“There is no industry without disruptions,” said Dr. Hendrik Leber at the end of the first video in our interview series, that was held in German. Our economic structures are therefore in a constant state of transformation. And it seems to be getting faster and faster. One topic that has been discussed on a broader and longer basis is digitization. Companies such as Alphabet, Facebook and Netflix are changing the world. But we are also experiencing upheavals in other economic sectors that are worth discussing. Jochen Wermuth from Wermuth Asset Management made an exciting contribution to this at ValueWeekend 2018. With his lecture “The Green Industrial Revolution”, he draws attention to the opportunities offered by the necessary transformation to a more sustainable economy.
Jochen Wermuth: The green industrial revolution
Jochen Wermuth makes clear in this lecture which chances the inexpensive energy production by renewable energies and the electromobility open. Meanwhile it is possible to produce energy from renewable energies so cheaply that many oil and coal producers can no longer keep up with it. Jochen Wermuth goes even further for the future. He predicts an “energy flat rate for all”.
He also makes it clear that there will be upheavals in the automotive sector, which many of the classic automobile manufacturers are unlikely to survive. Jochen Wermuth sees little future for combustion engines. A glance at China shows that the transition to electromobility is in full swing there. Electrically powered cars are more durable and less susceptible to maintenance. Soon it could also be possible that car owners can earn money through the energy-storing batteries of electric cars paired with solar energy generation.
Selfdriving electric cars can further turn the classic business models of the automotive industry upside down: The classic ownership model of cars could be called into question by selfdriving electric vehicles that can be quickly made usable via platforms.
Jochen Wermuth warns in his lecture “The Green Industrial Revolution” Value Investors to take care of the “Carbon Bubble”. Many of the assumptions about future earnings in the oil and coal industry will be challenged by low-cost renewable energy generation. There could soon be massive write-downs and reductions in sales forecasts. If legislators set a fair price for CO² in the future, this process could be accelerated. Currently, CO² is subsidised because the emitters do not pay the full cost of their emissions, according to Jochen Wermuth. The divestment investment movement can also exert additional pressure on oil producers and oil-producing countries. For these reasons Jochen Wermuth is therefore long for countries that import oil and short for oil exporters.

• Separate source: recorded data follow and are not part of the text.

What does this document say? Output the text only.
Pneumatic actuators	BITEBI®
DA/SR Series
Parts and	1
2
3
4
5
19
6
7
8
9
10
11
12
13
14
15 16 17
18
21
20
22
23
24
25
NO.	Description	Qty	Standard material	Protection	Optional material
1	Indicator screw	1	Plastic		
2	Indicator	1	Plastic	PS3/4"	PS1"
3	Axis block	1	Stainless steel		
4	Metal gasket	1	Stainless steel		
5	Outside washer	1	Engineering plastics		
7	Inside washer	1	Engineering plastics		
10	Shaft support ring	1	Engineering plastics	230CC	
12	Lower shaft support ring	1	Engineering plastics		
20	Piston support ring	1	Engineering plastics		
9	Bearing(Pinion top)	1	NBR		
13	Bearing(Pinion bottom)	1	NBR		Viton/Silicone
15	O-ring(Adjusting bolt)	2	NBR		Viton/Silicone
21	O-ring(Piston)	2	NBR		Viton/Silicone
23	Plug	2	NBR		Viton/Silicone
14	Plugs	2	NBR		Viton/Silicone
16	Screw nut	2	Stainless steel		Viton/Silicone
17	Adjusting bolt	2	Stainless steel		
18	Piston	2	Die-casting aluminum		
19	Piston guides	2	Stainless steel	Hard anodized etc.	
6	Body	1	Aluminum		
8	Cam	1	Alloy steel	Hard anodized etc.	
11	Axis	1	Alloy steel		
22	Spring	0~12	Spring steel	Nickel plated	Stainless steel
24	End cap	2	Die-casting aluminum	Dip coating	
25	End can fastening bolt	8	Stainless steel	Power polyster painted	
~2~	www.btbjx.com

Tony Seba: Clean Disruption – Energy & Transportation
Tony Seba has been working on the topic of disruptions for a long time. In his lecture, he makes it clear how the interaction of different disruptions in different economic and technological areas can lead to major structural changes. A historical example of this is the smartphone.
He sees similar changes as through the smartphone in the energy sector and in the automotive sector. According to his forecast, e-mobility and self-propelled cars used via platforms will cause major upheavals: electric drives will increase the durability of vehicles. Selfdriving cars that work in conjunction with mobility apps can significantly increase vehicle utilization. This can lead to an 80% reduction in the automobile fleet – with consequences for the automobile and oil industries. But the use of space in cities could also change considerably and many car parks could soon be without customers.
Similar to Jochen Wermuth, Tony Seba also argues that renewable energy generation will lead to massive changes in the energy market. Companies will be one of the drivers here. But also private households can accelerate the demand, if they can soon produce cheap renewable energy for their self supply.
The Green Industrial Revolution – A Conclusion
When it comes to future investments, value investors should definitely think about the changes mentioned here. There are forces at work that have a strong impact on various industries. Caution is called for when investing in these sectors: companies that at first glance look like a bargain can prove to be value traps as a result of the green industrial revolution. However, with prudence and a close look at the industries, many opportunities can also be identified that long-term investors can use to their advantage.